Le ministre des affaires culturelles Mohamed Zinelabidine était ce mardi matin de sortie avec un des hôtes de la Tunisie, Manuel Valls, premier ministre français. Ils ont, en compagnie d’autres personnalités, fait, en marge de la conférence de l’investissement, le déplacement au musée du Bardo.

A l’occasion, un petit point de presse a été organisé, où le ministre tunisien a eu l’occasion de faire l’étalage de tout son art. Probablement par déformation professionnelle, et non encore conscient qu’il était devenu ministre, Mohamed Zinelabidine se serait senti sur une scène musicale que çà n’aurait pas été étonnant. Il s’est installé au micro et a distillé à l’assemblée un solo, une improvisation, dont il a seul le secret. En virtuose du luth, il avait certainement cru bien faire en improvisant son morceau, suivant son humeur de l’instant et son état d’âme. Et mal lui en pris. Car être ministre, et de surcroit, recevoir les grands de ce monde, n’a rien à voir avec être musicien, tout virtuose qu’il soit. Une allocution de ministre n’a rien à voir, non plus, avec un morceau d’ « impro » de quelqu’un qui gratouille les cordes de son luth. D’autant plus que ce point de presse, il ne pouvait pas prétendre ne pas s’y attendre vu que çà devait être lui-même qui l’avait concocté.

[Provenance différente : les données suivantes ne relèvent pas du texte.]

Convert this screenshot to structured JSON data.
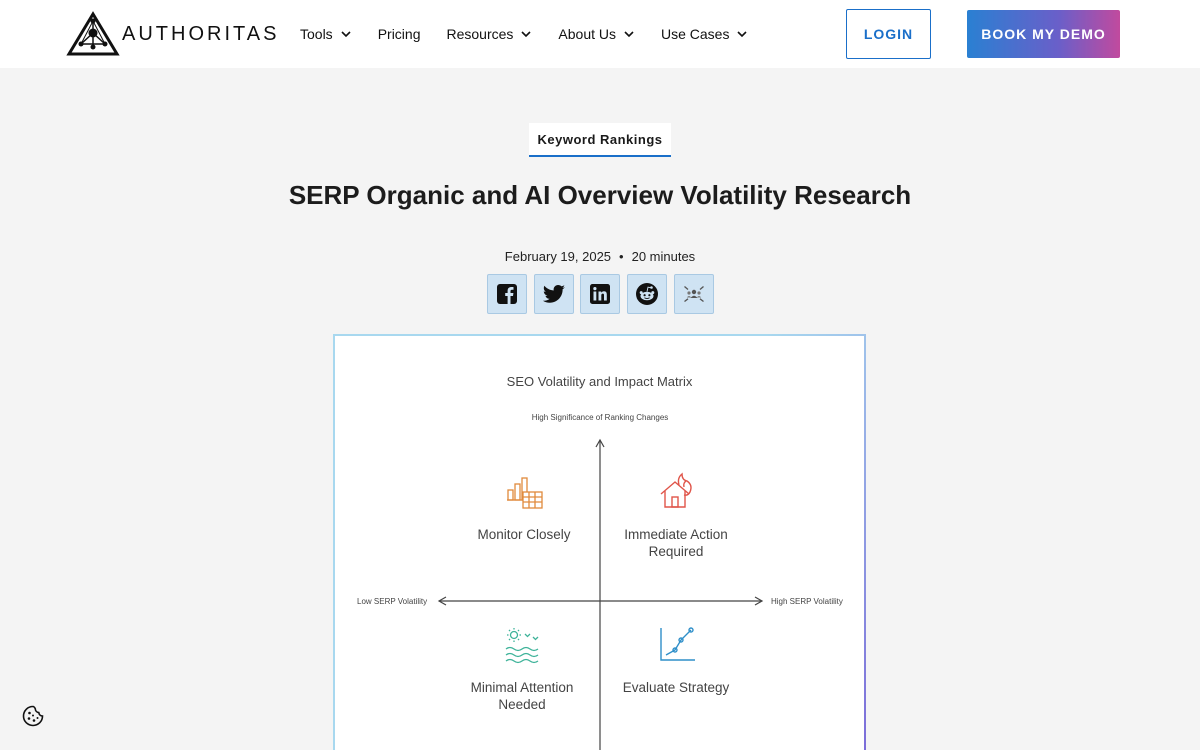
{
  "header": {
    "logo_text": "AUTHORITAS",
    "nav": [
      {
        "label": "Tools",
        "has_dropdown": true
      },
      {
        "label": "Pricing",
        "has_dropdown": false
      },
      {
        "label": "Resources",
        "has_dropdown": true
      },
      {
        "label": "About Us",
        "has_dropdown": true
      },
      {
        "label": "Use Cases",
        "has_dropdown": true
      }
    ],
    "login_label": "LOGIN",
    "demo_label": "BOOK MY DEMO"
  },
  "article": {
    "category": "Keyword Rankings",
    "title": "SERP Organic and AI Overview Volatility Research",
    "date": "February 19, 2025",
    "separator": "•",
    "read_time": "20 minutes",
    "share_icons": [
      "facebook-icon",
      "twitter-icon",
      "linkedin-icon",
      "reddit-icon",
      "community-icon"
    ]
  },
  "figure": {
    "title": "SEO Volatility and Impact Matrix",
    "y_axis_top_label": "High Significance of Ranking Changes",
    "x_axis_left_label": "Low SERP Volatility",
    "x_axis_right_label": "High SERP Volatility",
    "quadrants": {
      "top_left": {
        "label": "Monitor Closely",
        "icon": "building-chart-icon",
        "color": "#e08a3c"
      },
      "top_right": {
        "label": "Immediate Action Required",
        "icon": "house-fire-icon",
        "color": "#e0554a"
      },
      "bottom_left": {
        "label": "Minimal Attention Needed",
        "icon": "calm-sea-icon",
        "color": "#3fb39a"
      },
      "bottom_right": {
        "label": "Evaluate Strategy",
        "icon": "trend-line-icon",
        "color": "#2f8fc9"
      }
    }
  },
  "colors": {
    "accent": "#1a6fc9",
    "share_bg": "#cfe3f3",
    "page_bg": "#f4f4f4"
  }
}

Alors, il aurait, peut-être mieux valu qu’il prépare son texte, qu’il mette noir sur blanc, ne serait-ce que son tutorial, histoire de pouvoir tenir un discours cohérent, en suite logique, et qui convienne au cadre.

Sur un autre plan, être ministre en Tunisie, ne veut pas forcément, dire être redevable à la France en quoi que ce soit. Il aurait, peut-être mieux valu pour notre ministre qu’il oublie un peu son diplôme français de la Sorbonne, et qu’il fasse abstraction du fait que son gouvernement demandait l’aumône auprès de Valls et des autres. Il aurait du se donner plus d’aplomb et plus d’assurance et de fierté, vu qu’il était au Bardo. Un musée de renommée internationale, source de fierté pour les tunisiens et d’envie pour les autres.

Heureusement que, sur ce dernier point, l’hôte français a récupéré le coup et n’a pas tari d’éloges envers le musée et le pays de façon générale, dans une sorte de cinglante leçon donnée au petit dernier. Et ce n’était pas la seule leçon administrée de la journée par Manuel Valls au petit bleu. Il lui a fait, en plus une petite démonstration du travail d’un homme qui se veut politique, et qui se respecte. Une leçon en tenue, en éloquence, et en savoir faire en toute humilité. Il lui a montré à quel point il état important d’avoir sous les yeux un bout de papier où on avait couché les mots clé de son allocution, histoire de ne pas s’entremêler les pinceaux dans ce qu’on prenait pour de la finesse de langage et de subtils jeux de mots, au point de se tromper sur le titre de son hôte, en le qualifiant de « président », ou peut-être serait-ce un lapsus de bonne augure pour lui souhaiter de devenir le prochain président de France.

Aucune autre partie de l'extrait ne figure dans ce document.